Easy Italian Pasta Salad is the number one dish that I make for a potluck or church events. I keep nearly everything I need on hand to make it so I can make it on a whim or to give away.
Recently my husband brought home a large bag of cherry tomatoes from work. As I racked my brain as to how I should use them I realized I could just whip up a big bowl of the pasta salad and I only needed a cucumber so I sent hubby to the store to pick one up.
I grabbed a box of multi colored rotini and a small can of sliced olives that I got cheaper through Ibotta . I grabbed 8 individually wrapped string cheese snacks, a bottle of Italian Dressing and went to work. You want to cook the noodles just Al dente, to avoid mushy noodles. Also you’ll need to cool the noodles down (rinse with cold water, refrigerator or freezer for a few minutes). Then you add the rest of your ingredients. Stir in the Italian dressing, refrigerate for a few hours..and viola…you have a simple, delicious pasta salad!
This recipe is very flexible thus feel free to add what your family prefers and omit other ingredients if needed. That’s what is nice about it being a simple recipe. You want this low maintenance and something that makes everyone happy to see!
Easy Italian Pasta Salad
- 1 Box (12-16 oz) Tri Color Rotini
- 2 Cups Cherry Tomatoes
- 1 Bottle (12-16 oz) Italian Dressing non creamy
- 8 individually wrapped packages of String Cheese removed from plastic and cubed
- 1 Can (2.25 oz) Sliced Olives drained
- 1-2 Medium Cucumbers Peeled and sliced
- Boil the noodles al dente, which instructions will be labeled on the box, approximately 9 minutes. Drain, place in a large bowl and place in the freezer or fridge to cool them back off temporarily. You can rinse them with cool water as well.
- While the noodles are cooking, clean your tomatoes and cucumber. Unpeel the string cheese and cube into small bite size chunks. Peel and chop the cucumber into bite size slices. Cherry Tomatoes generally do not need to be chopped.

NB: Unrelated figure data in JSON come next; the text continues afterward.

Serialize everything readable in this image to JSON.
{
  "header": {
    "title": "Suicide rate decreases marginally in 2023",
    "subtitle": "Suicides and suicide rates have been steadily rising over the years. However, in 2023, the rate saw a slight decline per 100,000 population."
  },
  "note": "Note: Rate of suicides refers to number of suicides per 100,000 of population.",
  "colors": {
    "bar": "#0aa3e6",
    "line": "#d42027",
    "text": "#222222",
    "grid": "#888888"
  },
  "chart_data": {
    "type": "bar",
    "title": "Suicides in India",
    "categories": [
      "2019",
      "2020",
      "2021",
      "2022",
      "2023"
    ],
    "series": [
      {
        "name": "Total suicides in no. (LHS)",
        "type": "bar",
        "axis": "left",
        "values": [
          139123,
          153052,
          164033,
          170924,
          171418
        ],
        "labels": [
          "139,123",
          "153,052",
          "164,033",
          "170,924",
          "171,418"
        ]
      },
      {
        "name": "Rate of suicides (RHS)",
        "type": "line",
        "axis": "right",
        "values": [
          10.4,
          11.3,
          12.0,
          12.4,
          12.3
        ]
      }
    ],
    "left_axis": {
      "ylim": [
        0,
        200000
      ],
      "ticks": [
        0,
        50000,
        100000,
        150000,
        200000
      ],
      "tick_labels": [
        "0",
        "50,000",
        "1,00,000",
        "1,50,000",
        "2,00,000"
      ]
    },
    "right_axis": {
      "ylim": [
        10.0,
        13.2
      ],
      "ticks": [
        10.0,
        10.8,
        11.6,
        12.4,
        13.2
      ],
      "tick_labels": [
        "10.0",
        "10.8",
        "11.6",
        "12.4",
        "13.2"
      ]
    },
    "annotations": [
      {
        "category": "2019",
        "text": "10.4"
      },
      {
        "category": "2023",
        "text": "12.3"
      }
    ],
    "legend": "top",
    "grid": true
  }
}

- Once the cooked noodles have cooled down for a few minutes, pull them back out of the fridge or freezer and pour a small amount of the Italian Dressing over the noodles and stir. Add the tomatoes, cucumbers, drained olive slices, and chopped string cheese and mix, add more of the Italian Dressing until you feel it’s well saturated.
- Put the salad back in the refrigerator, covered, and let it sit for at least 2-4 hours before serving. I typically reserve a bit of Italian dressing to add right before serving as the first coating soaks up a bit in the fridge.